As for the matter of campaign contributions, many contributors are bipartisan. In October, preliminary Center for Responsive Politics results revealed that "50,000 contributions who" had "given to President Bush or the Republicans" had "given $10,697,198 in large contributions to Kerry" and that "[e]ven among these 700 [Republicans who contributed money to Nader/Camejo] the Democrats received more money than Nader/Camejo -- $111,700 to $146,000" (Kevin Zeese and Virginia Rodino, "Kerry Receives 100 Times More in Contributions from GOP Donors than Nader," October 14, 2004).

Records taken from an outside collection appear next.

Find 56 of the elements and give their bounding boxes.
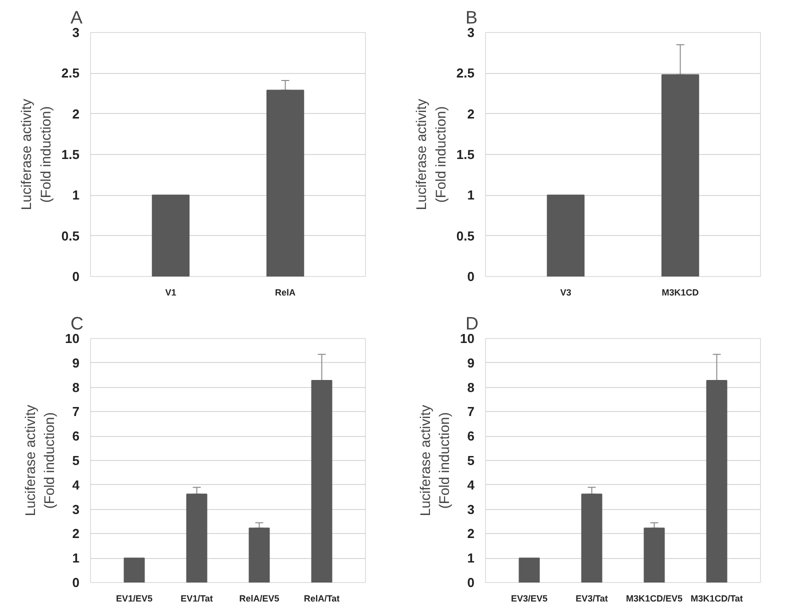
y-tick-label: 9 (467, 355, 475, 370)
y-tick-label: 0 (467, 575, 475, 590)
x-tick-label: EV1/Tat (180, 594, 213, 604)
y-tick-label: 6 (467, 428, 475, 444)
y-axis-title: Luciferase activity (Fold induction) (22, 404, 58, 516)
y-tick-label: 2.5 (456, 66, 475, 81)
x-tick-label: EV3/Tat (576, 594, 608, 604)
y-tick-label: 0 (72, 269, 80, 284)
y-tick-label: 3 (72, 25, 80, 40)
y-tick-label: 8 (467, 380, 475, 395)
y-tick-label: 1 (467, 550, 475, 566)
y-tick-label: 3 (467, 502, 475, 517)
y-tick-label: 1 (72, 188, 80, 203)
y-tick-label: 9 (72, 355, 80, 370)
y-tick-label: 8 (72, 380, 80, 395)
y-tick-label: 1 (467, 188, 475, 203)
y-tick-label: 0 (467, 269, 475, 284)
y-tick-label: 6 (72, 428, 80, 444)
y-tick-label: 2 (72, 526, 80, 542)
x-tick-label: RelA/EV5 (239, 594, 280, 604)
y-tick-label: 10 (65, 331, 80, 346)
y-tick-label: 10 (460, 331, 475, 346)
y-tick-label: 2 (72, 106, 80, 122)
y-tick-label: 4 (72, 477, 80, 492)
chart-title: C (70, 314, 84, 334)
y-tick-label: 0.5 (456, 228, 475, 244)
x-tick-label: V3 (560, 288, 572, 298)
chart-title: D (466, 314, 478, 334)
chart-title: B (466, 8, 478, 28)
x-tick-label: EV3/EV5 (510, 594, 548, 604)
y-tick-label: 2.5 (61, 66, 80, 81)
y-tick-label: 1.5 (456, 147, 475, 162)
y-tick-label: 1.5 (61, 147, 80, 162)
y-tick-label: 0 (72, 575, 80, 590)
y-axis-title: Luciferase activity (Fold induction) (413, 98, 448, 210)
y-tick-label: 4 (467, 477, 476, 492)
y-tick-label: 5 (467, 453, 475, 468)
y-tick-label: 3 (72, 502, 80, 517)
y-tick-label: 0.5 (61, 228, 80, 244)
x-tick-label: EV1/EV5 (116, 594, 153, 604)
x-tick-label: RelA (275, 288, 296, 298)
x-tick-label: V1 (165, 288, 176, 298)
y-tick-label: 7 (467, 404, 475, 420)
chart-title: A (70, 8, 83, 28)
y-tick-label: 2 (467, 526, 475, 542)
y-axis-title: Luciferase activity (Fold induction) (416, 404, 452, 516)
y-tick-label: 3 (467, 25, 475, 40)
y-tick-label: 7 (72, 404, 80, 420)
y-tick-label: 2 (467, 106, 475, 122)
x-tick-label: M3K1CD/Tat (690, 594, 743, 604)
y-axis-title: Luciferase activity (Fold induction) (18, 98, 54, 210)
x-tick-label: M3K1CD/EV5 (626, 594, 683, 604)
y-tick-label: 1 (72, 550, 80, 566)
y-tick-label: 5 (72, 453, 80, 468)
x-tick-label: RelA/Tat (304, 594, 340, 604)
x-tick-label: M3K1CD (662, 288, 700, 298)
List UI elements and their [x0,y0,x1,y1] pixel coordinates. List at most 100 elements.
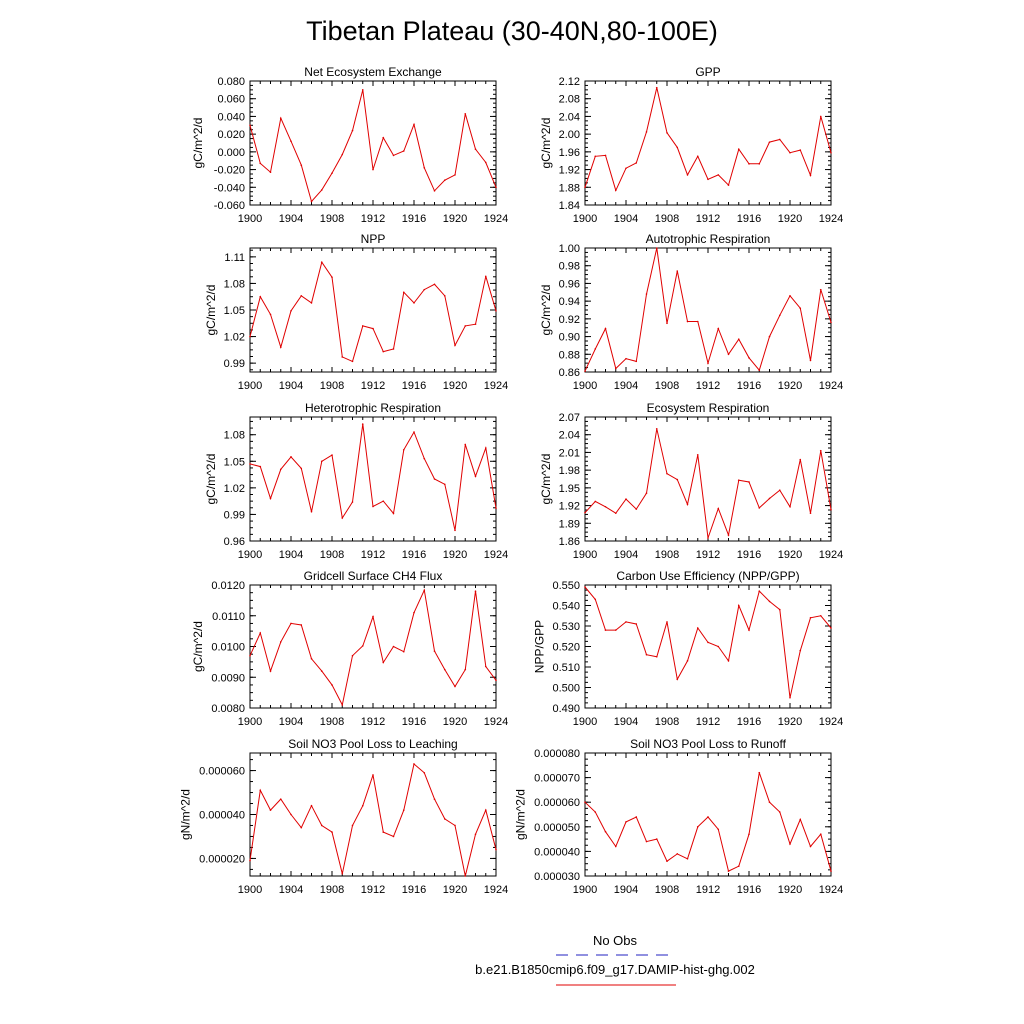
data-point [778,608,781,611]
x-tick-label: 1924 [484,213,508,225]
plot-frame [249,416,497,542]
data-point [402,291,405,294]
data-point [625,498,627,500]
x-tick-label: 1916 [737,380,761,392]
x-tick-label: 1920 [778,380,802,392]
y-tick-label: 1.00 [559,243,580,255]
data-point [300,624,303,626]
data-point [464,668,467,671]
data-point [310,510,313,513]
data-point [768,335,771,338]
data-point [666,860,668,863]
data-point [604,505,607,508]
data-point [748,481,750,483]
x-tick-label: 1924 [484,716,508,728]
y-tick-label: 0.000070 [534,773,580,785]
data-point [696,627,699,629]
data-point [789,843,791,845]
data-point [495,507,497,510]
x-tick-label: 1912 [361,716,385,728]
data-point [707,178,709,181]
chart-panel-4: Heterotrophic Respiration 1900 1904 1908 191… [204,401,508,561]
x-tick-label: 1904 [279,884,303,896]
y-tick-label: 1.88 [559,182,580,194]
data-point [799,149,802,151]
data-point [413,123,415,126]
x-tick-label: 1924 [819,213,843,225]
data-point [372,505,374,508]
data-point [727,184,730,186]
y-tick-label: 0.490 [552,703,580,715]
x-tick-label: 1916 [402,884,426,896]
data-point [392,154,395,157]
data-point [635,508,638,510]
data-point [495,848,497,851]
data-point [423,771,426,774]
data-point [614,189,617,192]
x-tick-label: 1908 [655,716,679,728]
x-tick-label: 1900 [238,716,262,728]
x-tick-label: 1924 [819,884,843,896]
data-point [584,801,586,803]
y-tick-label: 0.540 [552,601,580,613]
data-point [768,141,771,143]
x-tick-label: 1916 [737,549,761,561]
data-point [799,649,802,652]
data-point [830,151,832,154]
data-point [269,809,272,811]
series-line [584,247,832,372]
data-point [372,168,374,171]
data-point [666,472,668,475]
y-tick-label: 0.020 [217,129,245,141]
y-tick-label: 1.92 [559,501,580,513]
data-point [372,774,374,776]
chart-panel-2: NPP 1900 1904 1908 1912 1916 1920 1924 0.99 1.02 1… [204,232,508,392]
y-tick-label: 0.000060 [534,797,580,809]
data-point [604,154,607,157]
data-point [778,314,781,317]
data-point [676,678,679,681]
data-point [413,611,415,614]
data-point [819,115,822,118]
data-point [635,623,638,625]
data-point [423,167,426,169]
data-point [686,857,689,860]
data-point [269,497,272,500]
x-tick-label: 1908 [655,884,679,896]
data-point [594,500,597,503]
x-tick-label: 1904 [614,213,638,225]
data-point [809,617,812,619]
y-tick-label: 1.92 [559,165,580,177]
data-point [584,586,586,588]
data-point [635,816,638,818]
data-point [249,859,251,862]
x-tick-label: 1916 [402,213,426,225]
data-point [737,604,740,607]
panel-title: Heterotrophic Respiration [305,401,441,415]
chart-panel-8: Soil NO3 Pool Loss to Leaching 1900 1904 19… [179,737,509,896]
x-tick-label: 1900 [573,380,597,392]
y-tick-label: 0.88 [559,349,580,361]
data-point [310,804,313,807]
series-line [584,428,832,539]
data-point [464,443,467,446]
data-point [259,162,262,165]
y-tick-label: 0.000080 [534,748,580,760]
y-axis-label: gN/m^2/d [514,789,528,840]
data-point [584,370,586,372]
data-point [594,811,597,813]
data-point [737,338,740,341]
y-tick-label: 0.000050 [534,822,580,834]
data-point [819,288,822,291]
data-point [625,357,627,360]
data-point [758,369,761,372]
y-tick-label: 1.84 [559,200,580,212]
data-point [614,512,617,515]
x-tick-label: 1916 [402,380,426,392]
data-point [717,645,720,648]
panel-title: Autotrophic Respiration [646,232,771,246]
data-point [382,350,385,353]
data-point [382,661,385,664]
data-point [809,359,812,362]
data-point [331,454,333,456]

More importantly, the 2004 elections were the most expensive elections in the history of the United States. The Center for Responsive politics estimated that "a record $3.9 billion" was spent on presidential and congressional races, "a 30 percent increase over the $3 billion spent on federal elections four years ago" ("04 Elections Expected to Cost Nearly $4 Billion: Presidential Race to Top $1.2 Billion," October 21, 2004). John Kerry, who received $322,574,967, made out almost as well as George W. Bush, who raked in $366,554,535 (Opensecrets.org, "2004 Presidential Election"). Rather than shopping politics or buying blue, leftists ought to be making a stink about the brazenly plutocratic politics of One Dollar One Vote.